Schlozman further explores these ideas in The Zombie Autopsies: Secret Notebooks from the Apocalypse (Hachette), published last spring. The book takes readers along with a neuroscientist named Stanley Blum on a last-ditch United Nations mission to a remote island. There, Blum vivisects zombies in order to discover the pathogenesis of the pandemic and find a cure before it wipes out humanity. Written as the doctor's journals, the book is filled with fairly gory medical illustrations. Unless you have a strong stomach, you might wish to refrain from reading it over lunch.

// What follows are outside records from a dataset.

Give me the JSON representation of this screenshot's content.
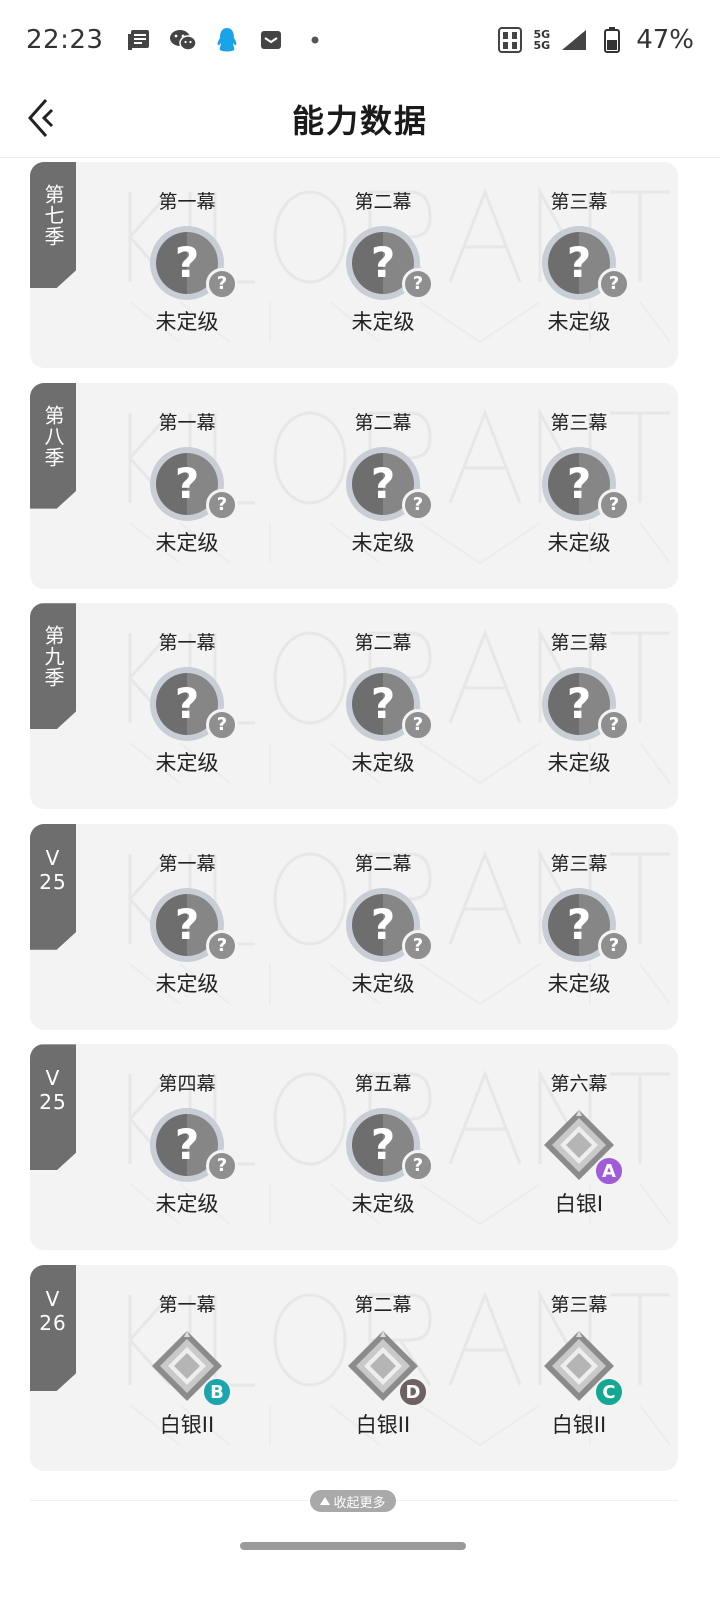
{
  "status_bar": {
    "time": "22:23",
    "notification_icons": [
      "news-icon",
      "wechat-icon",
      "qq-icon",
      "mail-icon",
      "dot-icon"
    ],
    "network_top": "5G",
    "network_bottom": "5G",
    "battery_percent": "47%"
  },
  "header": {
    "title": "能力数据"
  },
  "colors": {
    "card_bg": "#f3f3f3",
    "tag_bg": "#6e6e6e",
    "tier_A": "#a05bd6",
    "tier_B": "#1ba6ad",
    "tier_C": "#14a892",
    "tier_D": "#6f6062"
  },
  "seasons": [
    {
      "tag": "第七季",
      "acts": [
        {
          "name": "第一幕",
          "rank": "未定级",
          "icon": "unknown-rank-icon"
        },
        {
          "name": "第二幕",
          "rank": "未定级",
          "icon": "unknown-rank-icon"
        },
        {
          "name": "第三幕",
          "rank": "未定级",
          "icon": "unknown-rank-icon"
        }
      ]
    },
    {
      "tag": "第八季",
      "acts": [
        {
          "name": "第一幕",
          "rank": "未定级",
          "icon": "unknown-rank-icon"
        },
        {
          "name": "第二幕",
          "rank": "未定级",
          "icon": "unknown-rank-icon"
        },
        {
          "name": "第三幕",
          "rank": "未定级",
          "icon": "unknown-rank-icon"
        }
      ]
    },
    {
      "tag": "第九季",
      "acts": [
        {
          "name": "第一幕",
          "rank": "未定级",
          "icon": "unknown-rank-icon"
        },
        {
          "name": "第二幕",
          "rank": "未定级",
          "icon": "unknown-rank-icon"
        },
        {
          "name": "第三幕",
          "rank": "未定级",
          "icon": "unknown-rank-icon"
        }
      ]
    },
    {
      "tag": "V\n25",
      "acts": [
        {
          "name": "第一幕",
          "rank": "未定级",
          "icon": "unknown-rank-icon"
        },
        {
          "name": "第二幕",
          "rank": "未定级",
          "icon": "unknown-rank-icon"
        },
        {
          "name": "第三幕",
          "rank": "未定级",
          "icon": "unknown-rank-icon"
        }
      ]
    },
    {
      "tag": "V\n25",
      "acts": [
        {
          "name": "第四幕",
          "rank": "未定级",
          "icon": "unknown-rank-icon"
        },
        {
          "name": "第五幕",
          "rank": "未定级",
          "icon": "unknown-rank-icon"
        },
        {
          "name": "第六幕",
          "rank": "白银I",
          "icon": "silver-rank-icon",
          "tier": "A"
        }
      ]
    },
    {
      "tag": "V\n26",
      "acts": [
        {
          "name": "第一幕",
          "rank": "白银II",
          "icon": "silver-rank-icon",
          "tier": "B"
        },
        {
          "name": "第二幕",
          "rank": "白银II",
          "icon": "silver-rank-icon",
          "tier": "D"
        },
        {
          "name": "第三幕",
          "rank": "白银II",
          "icon": "silver-rank-icon",
          "tier": "C"
        }
      ]
    }
  ],
  "collapse": {
    "label": "收起更多"
  }
}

The book is selling briskly enough that the first-time novelist's agent wants a zombie sequel and Schlozman has nearly finished a second novel on a different subject. In July, he had his own booth at Comic-Con, the annual comic book and fantasy conference in San Diego that draws more than 125,000 people. "It's so weird to be in this strange place where people dressed like corpses cheer for you," he says. "I think I like it."

It's certainly a far cry from his day job counseling young patients at Massachusetts General Hospital or in his private practice. Schlozman also teaches introductory psychiatry classes and, for a splash of real-life gore, organ transplantation, to medical students. Between his professional duties and shuttling his kids to soccer games, he usually manages to write for two to six hours every week.

Rather than cause consternation among his clients, Schlozman's growing role in the zombie zeitgeist has been a boon. Usually, he says, parents have to drag kids in to see a shrink. But when they hear about his zombie work, "The kids are like, 'I'll see this guy.'"

The most exciting part of his second career is that Romero has taken him under his wing. The director sends Schlozman old horror movies to watch and is working on a script for a film adaptation of The Zombie Autopsies. In Toronto, where Romero lives, they went to see the premiere of Survival of the Dead together. In Boston, they took in a stage production of Richard III. It was a modern interpretation in which the deformed king dispatched one victim with a chain saw. "It was an homage to every horror movie ever made," Schlozman says. "At one point, I leaned over to George and said, 'You know this is your fault, don't you?'"

"Sometimes," Romero responded ruefully, "even I want the classics to stay classic."


Ann Marsh, '88, is a writer in Los Angeles.